The lists of potential suspects for a war-crimes trial put out by the former US secretary of state, Lawrence Eagleburger, is not being investigated by the commission. Mr Eagleburger named the Serb militia leader Zeljko Raznjatovic, known as Arkan, Drago Prcac, commander of the Bosnian Serb detention camp for Muslims at Omarska and Borislav Herak, a Bosnian Serb accused of killing 230 Muslims, as likely candidates for a war-crimes trial.
Apart from the Vukovar case, the commission is only gathering evidence. Croatia, Bosnia and the rump Yugoslavia have submitted dossiers.
'The Yugoslav government are co-operative but they never send information about crimes committed by their own people,' Mr Kalshoven said.
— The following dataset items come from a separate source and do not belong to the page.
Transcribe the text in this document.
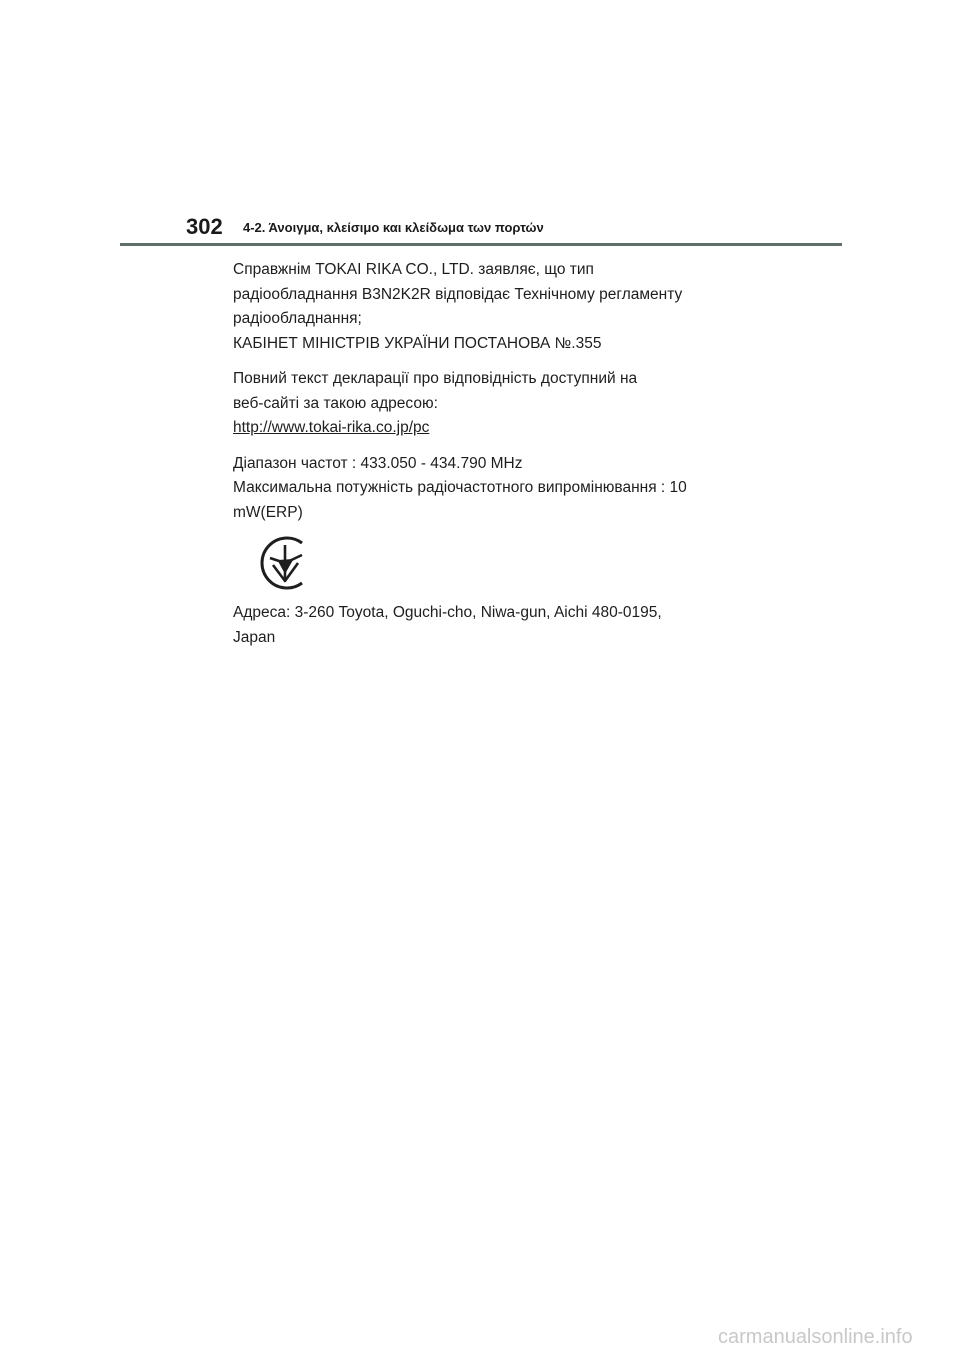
302 4-2. Άνοιγμα, κλείσιμο και κλείδωμα των πορτών

Справжнім TOKAI RIKA CO., LTD. заявляє, що тип

радіообладнання B3N2K2R відповідає Технічному регламенту

радіообладнання;

КАБІНЕТ МІНІСТРІВ УКРАЇНИ ПОСТАНОВА №.355

Повний текст декларації про відповідність доступний на

веб-сайті за такою адресою:

http://www.tokai-rika.co.jp/pc

Діапазон частот : 433.050 - 434.790 MHz

Максимальна потужність радіочастотного випромінювання : 10

mW(ERP)

Адреса: 3-260 Toyota, Oguchi-cho, Niwa-gun, Aichi 480-0195,

Japan

carmanualsonline.info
Dossiers submitted by Croatia and Bosnia suffered the same bias.
But Mr Kalshoven said that, in spite of obstacles, he was convinced in the end that 'all the governments will be co-operative'.
GENEVA - The United Nations Human Rights Commission unanimously condemned Bosnian Serbs and their Serbian backers for war atrocities yesterday, singling out the systematic rape of thousands of Muslim women, Reuter reports.
The 53-state Commission passed two resolutions backing the findings of its special investigator, Tadeusz Mazowiecki.